- Interactive map of Leaside Curling Club
- Location: 1075 Millwood Road Toronto, Ontario M4G 1X6
- Arena: Leaside Curling Club

Information
- Established: 1963
- Club type: Dedicated ice
- Curling Canada region: CurlON Zone
- Sheets of ice: 8
- Rock colours: Green and Yellow
- Website: leasidecurling.ca

= Leaside Curling Club =

Curling club in Toronto, Ontario

Leaside Curling Club is a curling club located in the Leaside neighbourhood of Toronto, Ontario, Canada. The organization was founded in 1963 in response to community requests for a neighbourhood curling club. The City of Toronto built the club's facility in the Leaside Memorial Community Gardens recreational complex, which has eight sheets of curling ice, a lounge, pro shop, bar, and change rooms. The curling club and its member-elected Board of Directors managed all aspects of the operation of the club in partnership with the City's Parks and Recreation Department which provided management and maintenance support.

In 2014, the club's membership voted to approve a proposal through which the membership would lease the facility and be responsible for the overall operations and management of the club.

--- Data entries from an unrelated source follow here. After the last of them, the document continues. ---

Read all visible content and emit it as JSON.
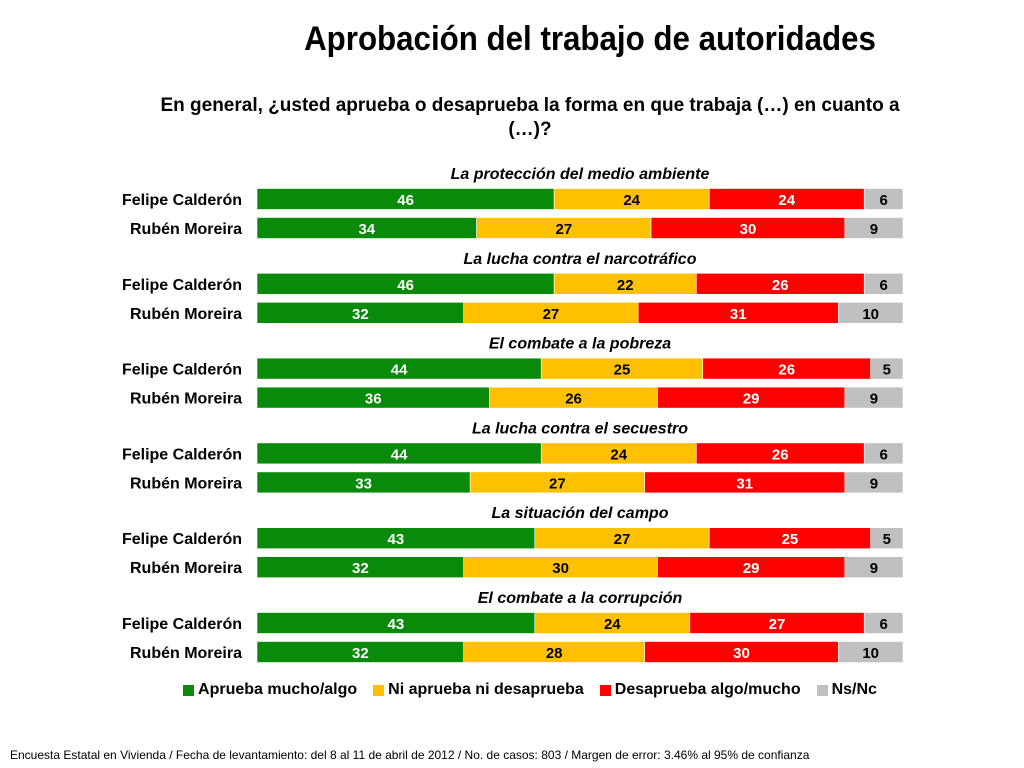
{
  "chart_data": {
    "type": "bar",
    "stacked": true,
    "orientation": "horizontal",
    "title": "Aprobación del trabajo de autoridades",
    "subtitle": "En general, ¿usted aprueba o desaprueba la forma en que trabaja (…) en cuanto a (…)?",
    "legend_position": "bottom",
    "grid": false,
    "xlim": [
      0,
      100
    ],
    "series_meta": [
      {
        "name": "Aprueba mucho/algo",
        "color": "#0a8a0a",
        "text_color": "#ffffff"
      },
      {
        "name": "Ni aprueba ni desaprueba",
        "color": "#ffc000",
        "text_color": "#000000"
      },
      {
        "name": "Desaprueba algo/mucho",
        "color": "#ff0000",
        "text_color": "#ffffff"
      },
      {
        "name": "Ns/Nc",
        "color": "#c0c0c0",
        "text_color": "#000000"
      }
    ],
    "groups": [
      {
        "title": "La protección del medio ambiente",
        "rows": [
          {
            "label": "Felipe Calderón",
            "values": [
              46,
              24,
              24,
              6
            ]
          },
          {
            "label": "Rubén Moreira",
            "values": [
              34,
              27,
              30,
              9
            ]
          }
        ]
      },
      {
        "title": "La lucha contra el narcotráfico",
        "rows": [
          {
            "label": "Felipe Calderón",
            "values": [
              46,
              22,
              26,
              6
            ]
          },
          {
            "label": "Rubén Moreira",
            "values": [
              32,
              27,
              31,
              10
            ]
          }
        ]
      },
      {
        "title": "El combate a la pobreza",
        "rows": [
          {
            "label": "Felipe Calderón",
            "values": [
              44,
              25,
              26,
              5
            ]
          },
          {
            "label": "Rubén Moreira",
            "values": [
              36,
              26,
              29,
              9
            ]
          }
        ]
      },
      {
        "title": "La lucha contra el secuestro",
        "rows": [
          {
            "label": "Felipe Calderón",
            "values": [
              44,
              24,
              26,
              6
            ]
          },
          {
            "label": "Rubén Moreira",
            "values": [
              33,
              27,
              31,
              9
            ]
          }
        ]
      },
      {
        "title": "La situación del campo",
        "rows": [
          {
            "label": "Felipe Calderón",
            "values": [
              43,
              27,
              25,
              5
            ]
          },
          {
            "label": "Rubén Moreira",
            "values": [
              32,
              30,
              29,
              9
            ]
          }
        ]
      },
      {
        "title": "El combate a la corrupción",
        "rows": [
          {
            "label": "Felipe Calderón",
            "values": [
              43,
              24,
              27,
              6
            ]
          },
          {
            "label": "Rubén Moreira",
            "values": [
              32,
              28,
              30,
              10
            ]
          }
        ]
      }
    ]
  },
  "footnote": "Encuesta Estatal en Vivienda / Fecha de levantamiento: del  8 al 11 de abril de 2012 / No. de casos: 803 / Margen de error: 3.46% al 95% de confianza"
}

Today, Leaside is Ontario's largest curling club, with more than 1,100 members and leagues for curlers of all ages and abilities. Leaside is also the home club of John Epping, a top-ranked curler on the World Curling Tour. As club pro, Epping can be booked for individual or team instruction.

Club and ice rental are also available to groups for team building or recreational experiences. No experience required; instructors are provided on request.